“Hate the Sin, Love the Sinner” – a Christian Myth in Perspective

“Hate the Sin, Love the Sinner” – a Christian Myth in Perspective June 18, 2012

I recently wrote my Christian Fundamentalist Homophobia series to point out how I and other fundamentalist children were taught to feel contempt and disgust for people who didn’t live up to our artificial standards. We were taught to separate people from their self-expression, as though they were somehow trapped in an impregnable cocoon and all we could actually see was the demon that controlled them. In other words, we hated everything about them but loved a vague idea in our minds of the “saved” person the sinner could become – you know, someone who didn’t actually exist. Someone we made up.

My conclusion to the series was this:

Unconditional love does not mean loving someone while disapproving of their actions. It means forsaking the right to disapprove. You cannot love who I am and hate what I do. What I do shows you who I am. If you choose to love a figment of your imagination, some idea of who I might become, then you love only your own mind, and what you hate is me.
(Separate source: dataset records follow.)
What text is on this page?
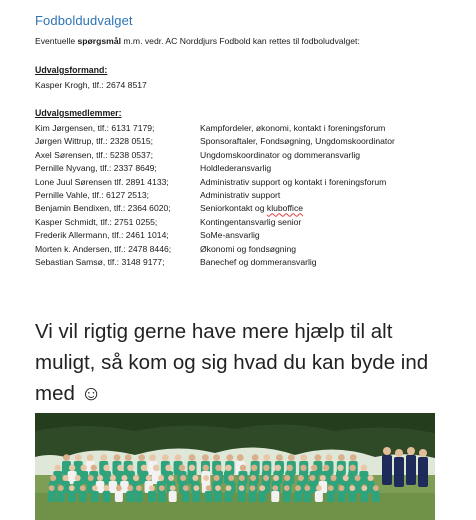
Fodboldudvalget
Eventuelle spørgsmål m.m. vedr. AC Norddjurs Fodbold kan rettes til fodboludvalget:
Udvalgsformand:
Kasper Krogh, tlf.: 2674 8517
Udvalgsmedlemmer:
Kim Jørgensen, tlf.: 6131 7179;	Kampfordeler, økonomi, kontakt i foreningsforum
Jørgen Wittrup, tlf.: 2328 0515;	Sponsoraftaler, Fondsøgning, Ungdomskoordinator
Axel Sørensen, tlf.: 5238 0537;	Ungdomskoordinator og dommeransvarlig
Pernille Nyvang, tlf.: 2337 8649;	Holdlederansvarlig
Lone Juul Sørensen tlf. 2891 4133;	Administrativ support og kontakt i foreningsforum
Pernille Vahle, tlf.: 6127 2513;	Administrativ support
Benjamin Bendixen, tlf.: 2364 6020;	Seniorkontakt og kluboffice
Kasper Schmidt, tlf.: 2751 0255;	Kontingentansvarlig senior
Frederik Allermann, tlf.: 2461 1014;	SoMe-ansvarlig
Morten k. Andersen, tlf.: 2478 8446;	Økonomi og fondsøgning
Sebastian Samsø, tlf.: 3148 9177;	Banechef og dommeransvarlig
Vi vil rigtig gerne have mere hjælp til alt muligt, så kom og sig hvad du kan byde ind med ☺
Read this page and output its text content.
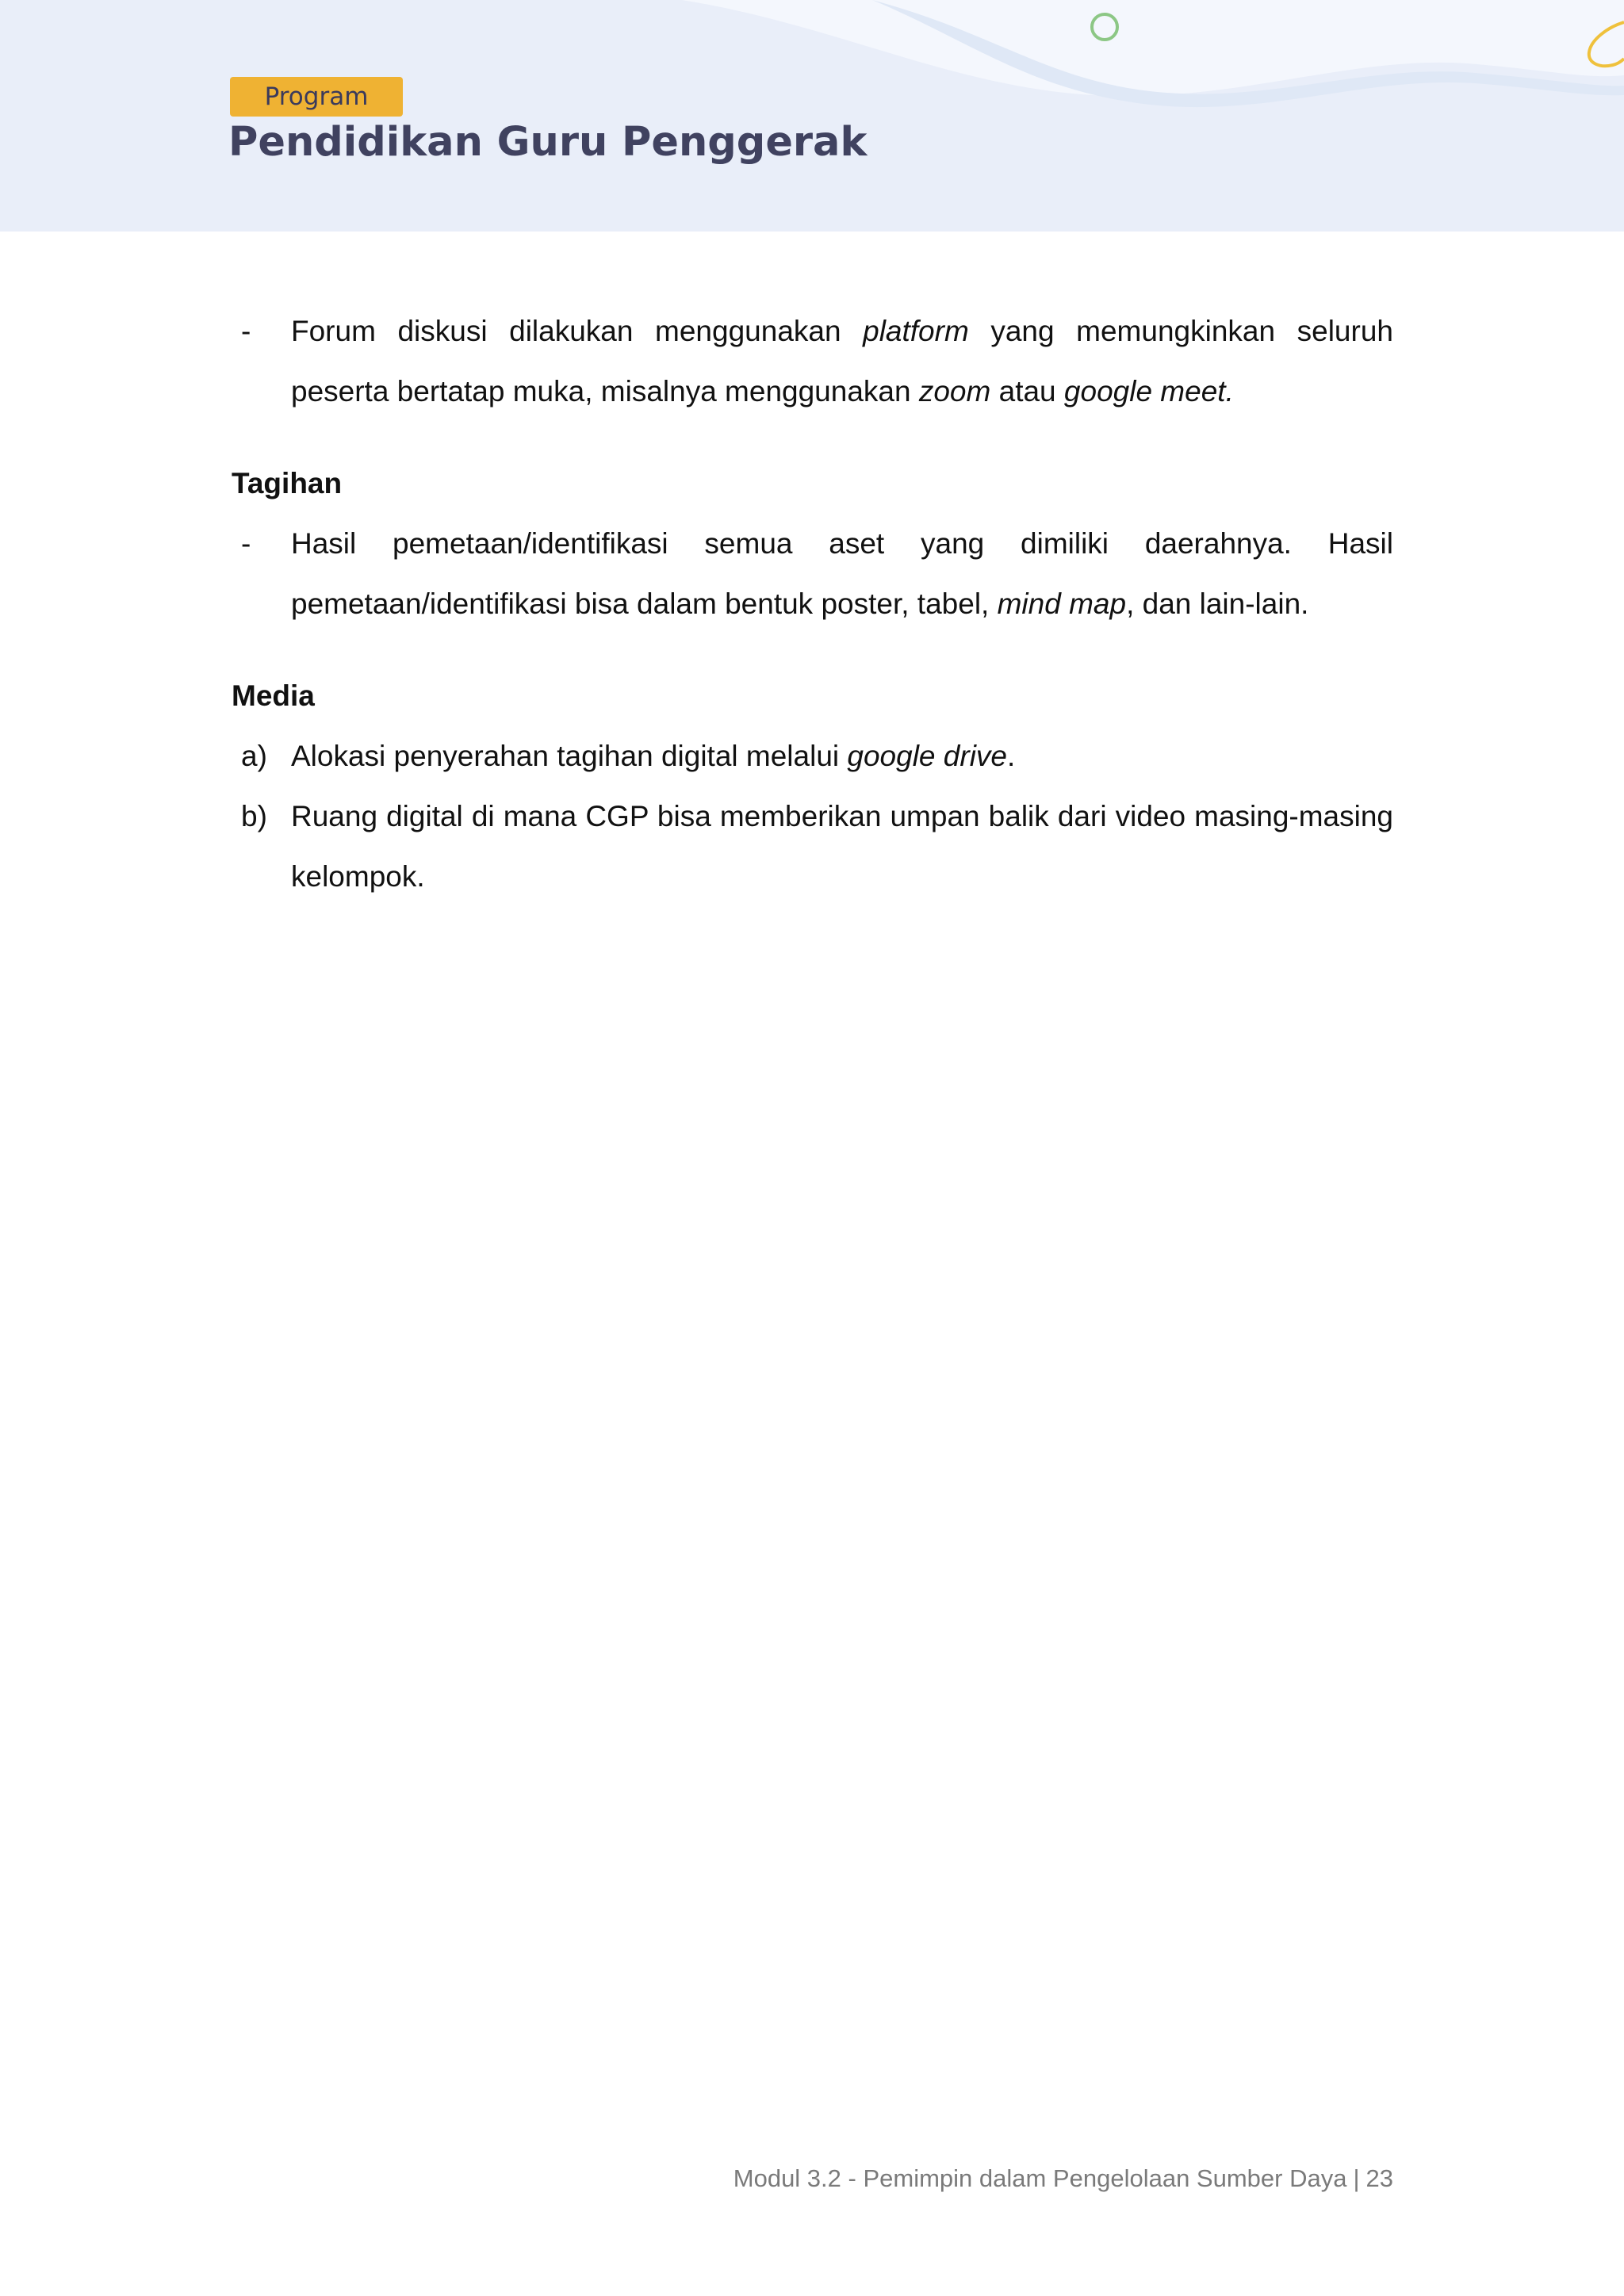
Program
Pendidikan Guru Penggerak
- Forum diskusi dilakukan menggunakan platform yang memungkinkan seluruh peserta bertatap muka, misalnya menggunakan zoom atau google meet.
Tagihan
- Hasil pemetaan/identifikasi semua aset yang dimiliki daerahnya. Hasil pemetaan/identifikasi bisa dalam bentuk poster, tabel, mind map, dan lain-lain.
Media
a) Alokasi penyerahan tagihan digital melalui google drive.
b) Ruang digital di mana CGP bisa memberikan umpan balik dari video masing-masing kelompok.
Modul 3.2 - Pemimpin dalam Pengelolaan Sumber Daya | 23
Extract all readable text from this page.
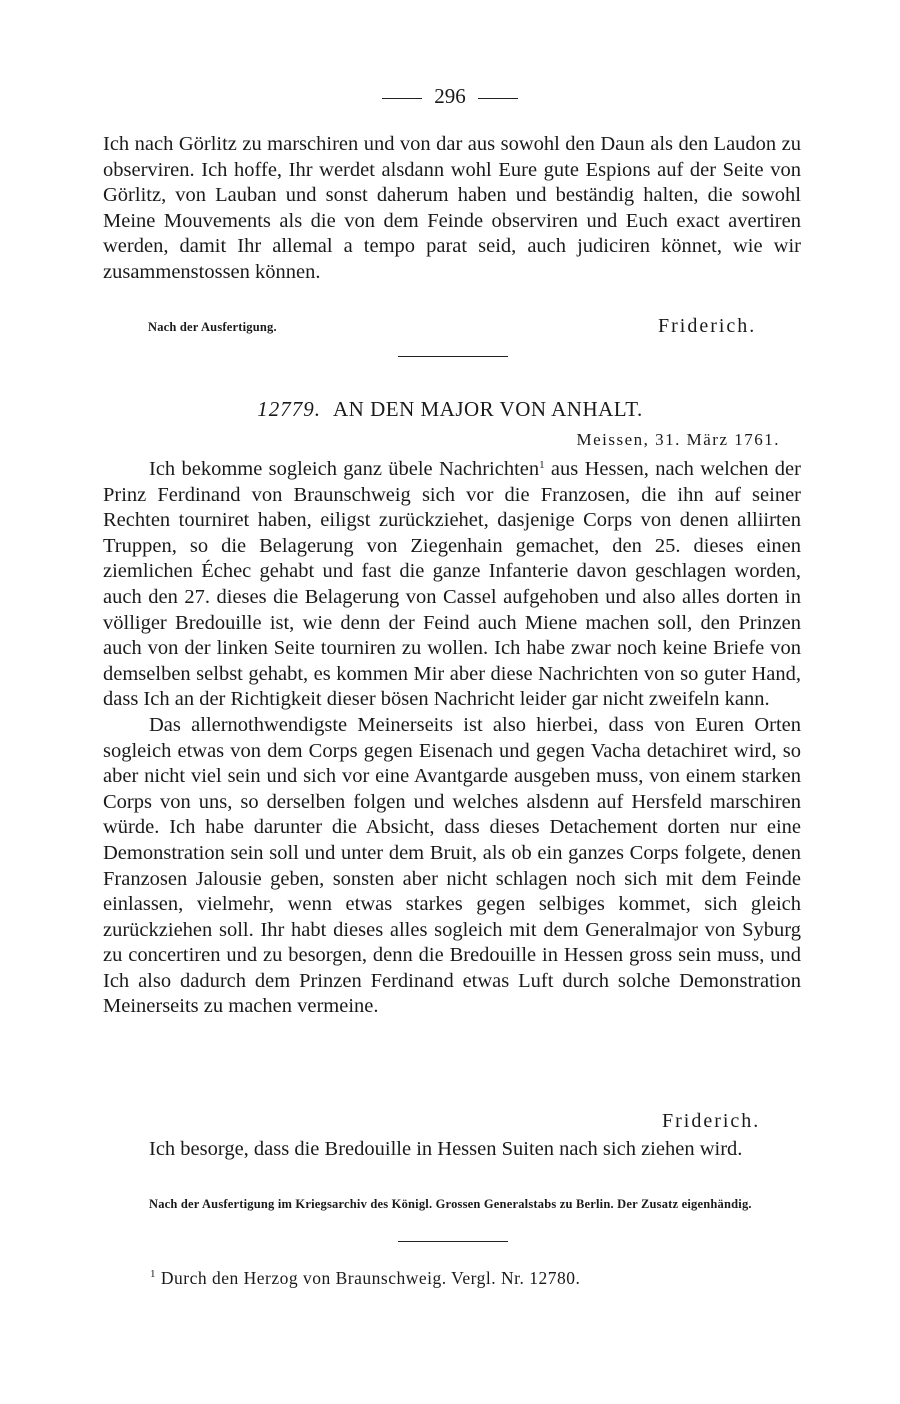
296

Ich nach Görlitz zu marschiren und von dar aus sowohl den Daun als den Laudon zu observiren. Ich hoffe, Ihr werdet alsdann wohl Eure gute Espions auf der Seite von Görlitz, von Lauban und sonst daherum haben und beständig halten, die sowohl Meine Mouvements als die von dem Feinde observiren und Euch exact avertiren werden, damit Ihr allemal a tempo parat seid, auch judiciren könnet, wie wir zusammenstossen können.

Nach der Ausfertigung.	Friderich.
12779. AN DEN MAJOR VON ANHALT.
Meissen, 31. März 1761.

Ich bekomme sogleich ganz übele Nachrichten$^1$ aus Hessen, nach welchen der Prinz Ferdinand von Braunschweig sich vor die Franzosen, die ihn auf seiner Rechten tourniret haben, eiligst zurückziehet, dasjenige Corps von denen alliirten Truppen, so die Belagerung von Ziegenhain gemachet, den 25. dieses einen ziemlichen Échec gehabt und fast die ganze Infanterie davon geschlagen worden, auch den 27. dieses die Belagerung von Cassel aufgehoben und also alles dorten in völliger Bredouille ist, wie denn der Feind auch Miene machen soll, den Prinzen auch von der linken Seite tourniren zu wollen. Ich habe zwar noch keine Briefe von demselben selbst gehabt, es kommen Mir aber diese Nachrichten von so guter Hand, dass Ich an der Richtigkeit dieser bösen Nachricht leider gar nicht zweifeln kann.

Das allernothwendigste Meinerseits ist also hierbei, dass von Euren Orten sogleich etwas von dem Corps gegen Eisenach und gegen Vacha detachiret wird, so aber nicht viel sein und sich vor eine Avantgarde ausgeben muss, von einem starken Corps von uns, so derselben folgen und welches alsdenn auf Hersfeld marschiren würde. Ich habe darunter die Absicht, dass dieses Detachement dorten nur eine Demonstration sein soll und unter dem Bruit, als ob ein ganzes Corps folgete, denen Franzosen Jalousie geben, sonsten aber nicht schlagen noch sich mit dem Feinde einlassen, vielmehr, wenn etwas starkes gegen selbiges kommet, sich gleich zurückziehen soll. Ihr habt dieses alles sogleich mit dem Generalmajor von Syburg zu concertiren und zu besorgen, denn die Bredouille in Hessen gross sein muss, und Ich also dadurch dem Prinzen Ferdinand etwas Luft durch solche Demonstration Meinerseits zu machen vermeine.

Friderich.

Ich besorge, dass die Bredouille in Hessen Suiten nach sich ziehen wird.

Nach der Ausfertigung im Kriegsarchiv des Königl. Grossen Generalstabs zu Berlin. Der Zusatz eigenhändig.
$^1$ Durch den Herzog von Braunschweig. Vergl. Nr. 12780.
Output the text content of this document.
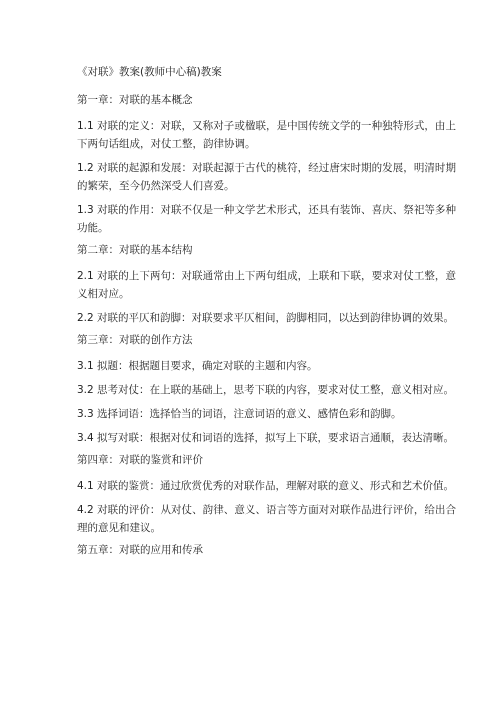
《对联》教案(教师中心稿)教案
第一章：对联的基本概念

1.1 对联的定义：对联，又称对子或楹联，是中国传统文学的一种独特形式，由上下两句话组成，对仗工整，韵律协调。

1.2 对联的起源和发展：对联起源于古代的桃符，经过唐宋时期的发展，明清时期的繁荣，至今仍然深受人们喜爱。

1.3 对联的作用：对联不仅是一种文学艺术形式，还具有装饰、喜庆、祭祀等多种功能。

第二章：对联的基本结构

2.1 对联的上下两句：对联通常由上下两句组成，上联和下联，要求对仗工整，意义相对应。

2.2 对联的平仄和韵脚：对联要求平仄相间，韵脚相同，以达到韵律协调的效果。

第三章：对联的创作方法

3.1 拟题：根据题目要求，确定对联的主题和内容。

3.2 思考对仗：在上联的基础上，思考下联的内容，要求对仗工整，意义相对应。

3.3 选择词语：选择恰当的词语，注意词语的意义、感情色彩和韵脚。

3.4 拟写对联：根据对仗和词语的选择，拟写上下联，要求语言通顺，表达清晰。

第四章：对联的鉴赏和评价

4.1 对联的鉴赏：通过欣赏优秀的对联作品，理解对联的意义、形式和艺术价值。

4.2 对联的评价：从对仗、韵律、意义、语言等方面对对联作品进行评价，给出合理的意见和建议。

第五章：对联的应用和传承
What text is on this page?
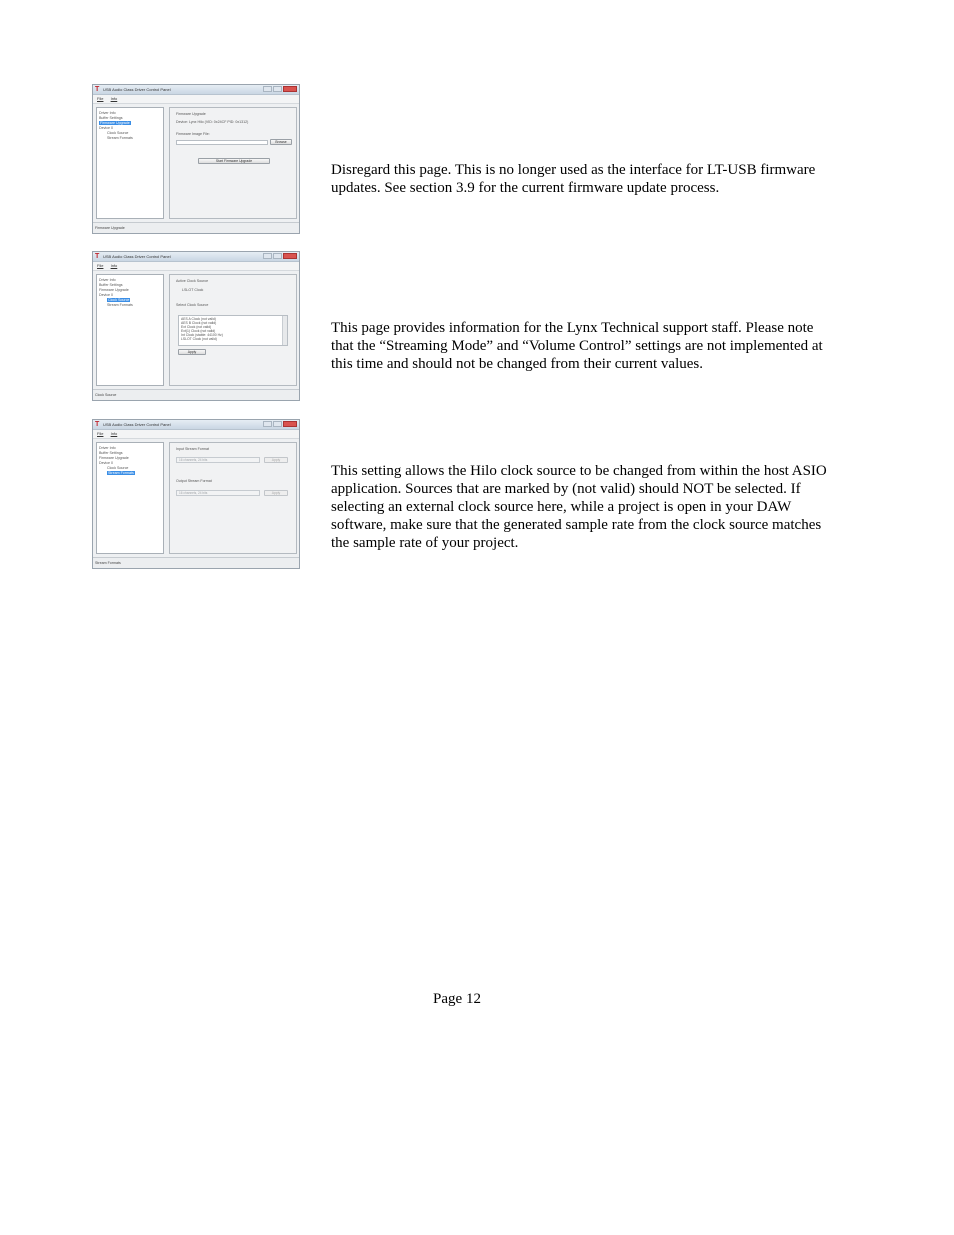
T USB Audio Class Driver Control Panel
File Info
Driver Info
Buffer Settings
Firmware Upgrade
Device 0
Clock Source
Stream Formats
Firmware Upgrade
Device: Lynx Hilo (VID: 0x24CF PID: 0x1312)
Firmware Image File:
Browse
Start Firmware Upgrade
Firmware Upgrade

Disregard this page. This is no longer used as the interface for LT-USB firmware updates. See section 3.9 for the current firmware update process.

T USB Audio Class Driver Control Panel
File Info
Driver Info
Buffer Settings
Firmware Upgrade
Device 0
Clock Source
Stream Formats
Active Clock Source
LSLOT Clock
Select Clock Source
AES A Clock (not valid)
AES B Clock (not valid)
Ext Clock (not valid)
Ext(1) Clock (not valid)
Int Clock (stable: 44100 Hz)
LSLOT Clock (not valid)
Apply
Clock Source

This page provides information for the Lynx Technical support staff. Please note that the “Streaming Mode” and “Volume Control” settings are not implemented at this time and should not be changed from their current values.

T USB Audio Class Driver Control Panel
File Info
Driver Info
Buffer Settings
Firmware Upgrade
Device 0
Clock Source
Stream Formats
Input Stream Format
16 channels, 24 bits	Apply
Output Stream Format
16 channels, 24 bits	Apply
Stream Formats

This setting allows the Hilo clock source to be changed from within the host ASIO application. Sources that are marked by (not valid) should NOT be selected. If selecting an external clock source here, while a project is open in your DAW software, make sure that the generated sample rate from the clock source matches the sample rate of your project.

Page 12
Melissa at Permission to Live and Katy-Anne Wilson at American N Aussie have both written posts that address this, too. Each writes from a different perspective: one religious, one social. Excerpts below:

“Love the Sinner, Hate the Sin” by Katy-Anne

I also think that “love the sinner but hate the sin” is hypocrisy because often, we hate somebody else’s sin and yet we fail to hate our own. We would be better served hating our own sin and working on correcting our own sins than worrying about the sins of someone else. It is easy for me to judge someone for struggling with sins that I don’t struggle with, but I’m often far more sympathetic of those that struggle with the same sins I do than those that struggle with other sins, and that’s wrong.

Hate the Sin, Love the Sinner? by Melissa

I grew up with people who claimed they didn’t hate anyone (remember? They “love” sinners.) I even claimed to “love sinners while hating their sin” myself once upon a time. I understood tolerance to mean extreme distaste and dislike and disapproval, coupled with an ability to refrain oneself from violence towards the person you felt that way about. I felt that acceptance better expressed an ability to disagree, but be OK with that person living their own life. In reality, The definition for the term Tolerance is: “A fair, objective, and permissive attitude toward opinions and practices that differ from one’s own.”

This term encompasses perfectly what I am asking from people who do not agree with the reality of LGBTQ persons, and/or the exact ways they may choose to live their lives. Being willing to hear another person, seek to be fair and objective and impartial, is exactly what I meant to say by using the term “Acceptance”…. Many people who claim to be tolerant think that minorities should feel grateful that they are not being hung in the town square. They make no bones about the fact that they “Hate the sin.” And the “love the sinner” begins to sound more like “don’t kill the sinner”. This is not tolerance.